Humanities Update – Global Issues Lead To Real World Learning

The past seven weeks of School has presented challenges, but also many opportunities for the students in Humanities subjects. Students in Unit 3 subjects (Year 12 and Year 11 students) adapted very well to the remote learning environment, making use of the technology to collaboratively work with one another to enhance their learning. Their teachers used a variety of technological platforms and programs, but also initiative and diligence to ensure that learning and assessment continued seamlessly for those students, often making use of the contemporary circumstances to augment areas of learning in the online classrooms.

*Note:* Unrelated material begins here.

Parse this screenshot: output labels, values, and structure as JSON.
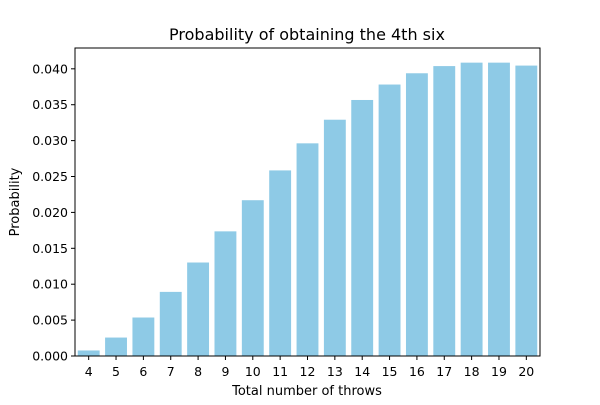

The real world is at the core of all Humanities subjects and the way in which people, groups and society respond to events, and change the basic focus of all studies. Consequently, it is of no surprise that with many subjects, the current Covid-19 pandemic and responses have been used to enhance understanding in a broad range of subject areas. Mrs Peele’s Year 9 Enterprise and Entrepreneurship students have been developing business models that promoted services and products that operated within the changed market of isolated consumers.

In many other Humanities subjects, teachers redesigned courses and learning to encourage students to pursue learning independently and cooperatively with their peers. The Year 7 History students collaborated on Teams and worked independently on a range of self-selected tasks, such as composing music for gladiators, building models of Mount Vesuvius or creating instructional videos on Roman Numerals in their studies of Ancient Rome. Year 8 Geography students researched specific topics relating to Uluru (since they were unable to actually travel there) and taught their peers about this through carefully prepared presentations, allowing students to develop and write essays about the challenges facing Uluru. Ms Neale was able to support students across the Year 8 classes to make use of a number of innovative communication platforms to learn individually and together.

Some parents may have noticed that their daughters in Year 9 were conducting fieldwork in their wardrobes or inspecting labels on clothing, as the Year 9 Geography students worked on a ‘Rana Plaza’ assessment task. This task asked them to analyse the social, economic and environmental impacts of the ‘fast fashion’ industry and consider their role in the supply chain.

The Year 10 students in core and elective Humanities subjects had opportunities to use the remote learning environment to undertake more individualised research in subject areas, but also apply their learning to the real world, such as the Year 10 Globalisation students’ study of the political factors of Covid-19 in different countries. Year 10 Geography students were looking to the future of risk management, applying their knowledge of bushfire risk factors to predict where Victoria’s next destructive bushfire might occur.

The nature of the past weeks of remote learning have in many ways amplified the core business of all the Humanities subjects: encouraging students to critically understand, apply and evaluate the many historical, social, cultural geographical, political and economic factors that contribute to past, present and emerging issues in the real world.